Expectations regarding the opening of the Chinese economy contribute to the improvement in sentiment. According to a BofA survey, 74% of those surveyed believe that it will fully open next year. At the same time, according to the data Yahoo! Finance, three-quarters of survey participants expect the Chinese economy to grow in 2023, while in November there were 13% optimists. “Signals from China about softer measures in the fight against coronavirus can become an incentive for the growth of consumer activity not only in the Celestial Empire, but throughout the world by optimizing supply chains,” says the managing director of the equity department of Sistema Capital Management Company Konstantin Asaturov.

Added optimism to investors and data on inflation in the US, which is slowing down for the fourth month in a row. In November, consumer prices rose only 7.1% year-on-year, down 0.6 percentage points (pp) from October and 2 pp below their peak in June. “A slowdown in inflation in the US may give the Fed the opportunity to pursue a less stringent policy than previously expected by a number of market participants,” said Vitaly Isakov, investment director at Otkritie Management Company.

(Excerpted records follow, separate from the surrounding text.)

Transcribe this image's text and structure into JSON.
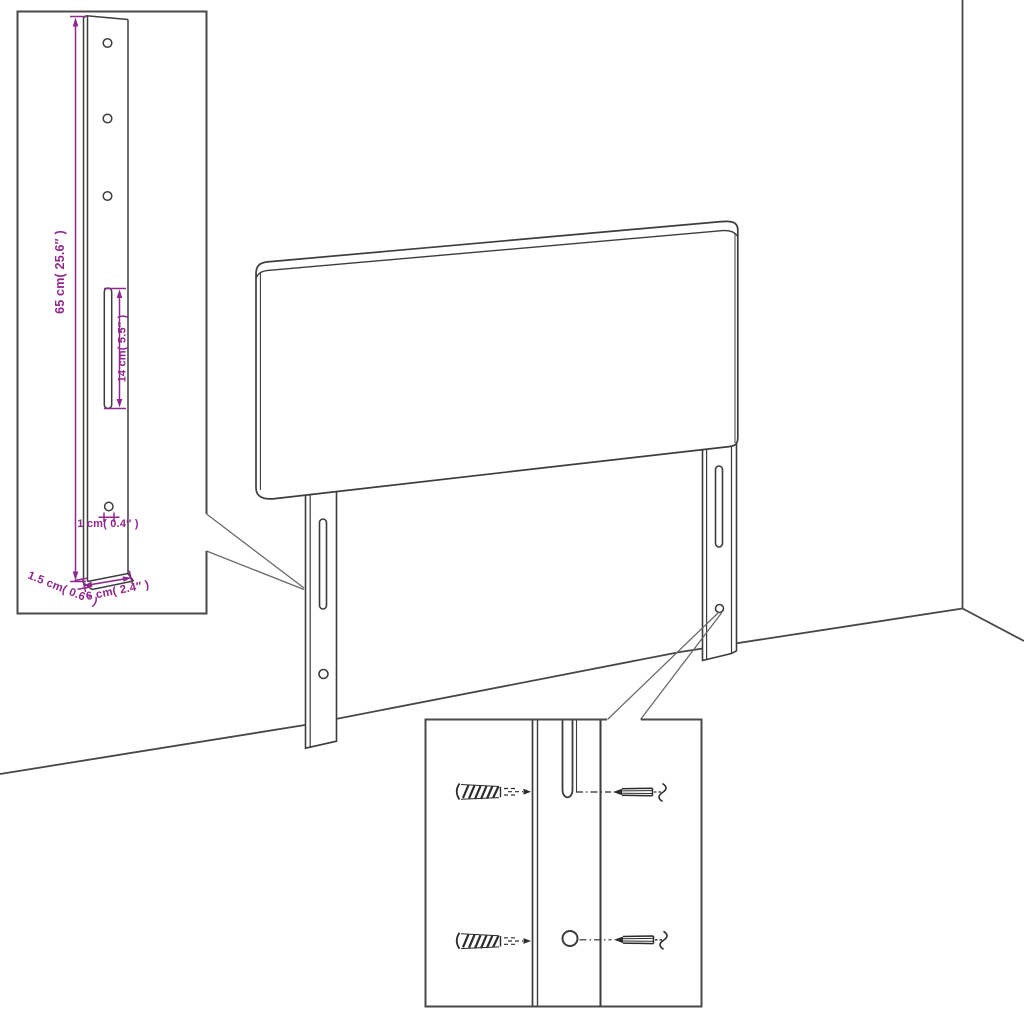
{
  "diagram": {
    "type": "product-assembly-diagram",
    "subject": "upholstered headboard with two slotted wall-mount legs, shown in a room corner",
    "accent_color": "#90278e",
    "line_color": "#3d3d3d",
    "insets": {
      "left_inset": "leg dimension detail",
      "bottom_inset": "wall anchor and screw mounting detail"
    },
    "labels": {
      "leg_height": "65 cm( 25.6″ )",
      "slot_length": "14 cm( 5.5″ )",
      "hole_diameter": "1 cm( 0.4″ )",
      "leg_thickness": "1.5 cm( 0.6″ )",
      "leg_width": "6 cm( 2.4″ )"
    }
  }
}
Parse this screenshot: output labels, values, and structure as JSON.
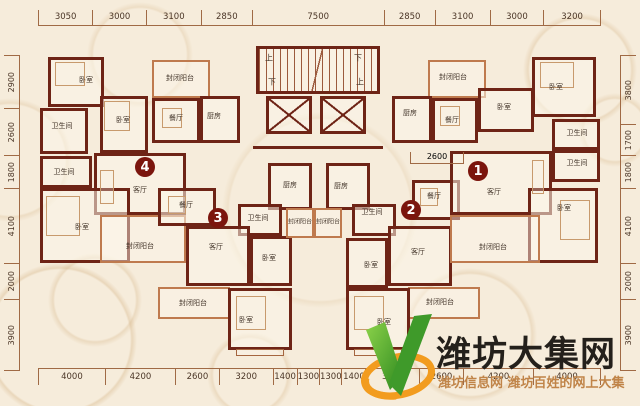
{
  "plan": {
    "dims": {
      "top": [
        "3050",
        "3000",
        "3100",
        "2850",
        "7500",
        "2850",
        "3100",
        "3000",
        "3200"
      ],
      "bottom": [
        "4000",
        "4200",
        "2600",
        "3200",
        "1400",
        "1300",
        "1300",
        "1400",
        "3200",
        "2600",
        "4200",
        "4000"
      ],
      "left": [
        "2900",
        "2600",
        "1800",
        "4100",
        "2000",
        "3900"
      ],
      "right": [
        "3800",
        "1700",
        "1800",
        "4100",
        "2000",
        "3900"
      ],
      "interior_dim": "2600"
    },
    "unit_badges": [
      "1",
      "2",
      "3",
      "4"
    ],
    "core": {
      "up": "上",
      "down": "下"
    },
    "rooms": [
      "卧室",
      "卫生间",
      "卧室",
      "封闭阳台",
      "餐厅",
      "厨房",
      "卫生间",
      "客厅",
      "卧室",
      "封闭阳台",
      "餐厅",
      "厨房",
      "卫生间",
      "客厅",
      "卧室",
      "封闭阳台",
      "封闭阳台",
      "卧室",
      "餐厅",
      "厨房",
      "卫生间",
      "客厅",
      "卧室",
      "封闭阳台",
      "封闭阳台",
      "卧室",
      "封闭阳台",
      "厨房",
      "餐厅",
      "卧室",
      "卧室",
      "卫生间",
      "卫生间",
      "客厅",
      "卧室",
      "封闭阳台"
    ],
    "colors": {
      "wall": "#6e2416",
      "light_wall": "#bf7a4e",
      "badge": "#7b150d",
      "background": "#f6ecdb"
    }
  },
  "watermark": {
    "site_name": "潍坊大集网",
    "tagline": "潍坊信息网 潍坊百姓的网上大集",
    "logo_colors": {
      "green": "#4aa637",
      "orange": "#f29c1f"
    }
  }
}
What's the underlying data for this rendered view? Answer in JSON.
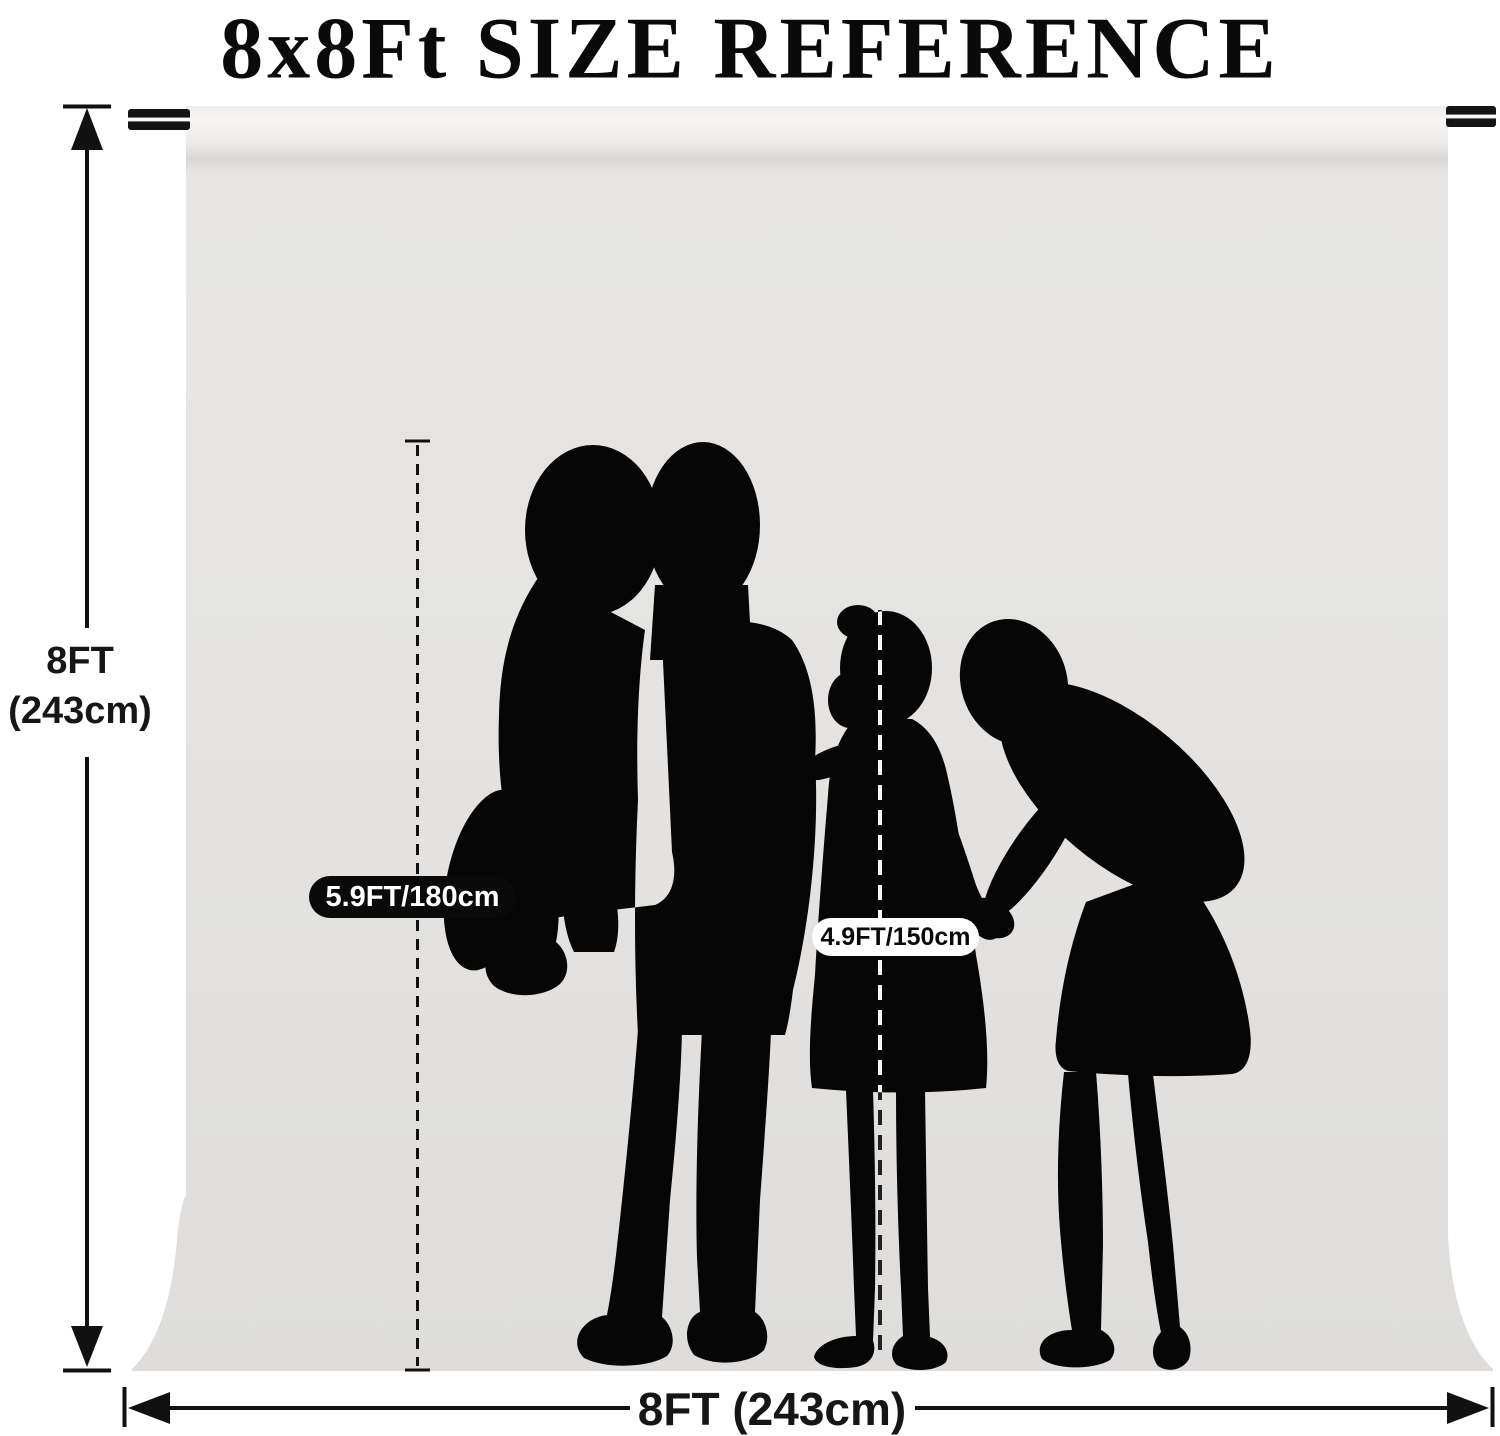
{
  "title": {
    "text": "8x8Ft SIZE REFERENCE"
  },
  "dimension_labels": {
    "height": {
      "line1": "8FT",
      "line2": "(243cm)"
    },
    "width": {
      "text": "8FT (243cm)"
    }
  },
  "height_markers": {
    "adult": {
      "text": "5.9FT/180cm",
      "badge_bg": "#0a0a0a",
      "badge_fg": "#ffffff"
    },
    "child": {
      "text": "4.9FT/150cm",
      "badge_bg": "#ffffff",
      "badge_fg": "#0a0a0a"
    }
  },
  "colors": {
    "page_background": "#ffffff",
    "backdrop_gray": "#e3e2e0",
    "backdrop_roll_highlight": "#f6f5f3",
    "silhouette": "#060606",
    "annotation": "#111111",
    "rod": "#141414"
  },
  "icons": {
    "family_silhouette": "man-holding-boy-with-girl-and-woman",
    "height_arrow": "vertical-double-arrow",
    "width_arrow": "horizontal-double-arrow",
    "backdrop_rod": "support-crossbar"
  }
}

Under such conditions, fund managers began to actively reduce the share of cash in portfolios, including in favor of shares.

Over the month, the average cache share dropped from 6.2% to 5.9%, according to the survey, although the figure remains well above the average over the past ten years. “We do not observe a critical growth in demand for aggressive instruments, but we still note that the mood on global markets has improved,” notes Konstantin Asaturov. “The growth in demand for shares is clearly visible in the growing dynamics of stock indices of developed countries, which have grown by 10–20% since October lows,” notes Vitaly Isakov.

The improvement in global market sentiment has a limited impact on the Russian market. Since the beginning of November, the Moscow Exchange index has fluctuated slightly around the level of 2200 points. “Due to the isolation of the Russian market, it does not have a direct correlation with global markets. But at the same time, the cost of commodities, which depends on the state of the world economy, is still important for the local market,” says Maria Trofimova, an analyst at Trinfico Management Company. According to Mikhail Bespalov, an analyst at KSP Capital Asset Management, easing restrictions in China is important for commodity exporters, and in particular for Russia, since even a partial and temporary closure of production in China can affect demand and prices for raw materials. Therefore, in the event of a recovery in oil prices, the Russian market will receive its share of positive, he notes.

Nevertheless, managers believe that it is too early to make long-term forecasts, as there is still uncertainty in the energy markets, which could lead to higher inflation in the US.

“In addition, the variable responsible for geopolitics still has a lot of weight in the equation for the growth of the world economy, and in this part we also do not rule out surprises,” notes Konstantin Asaturov.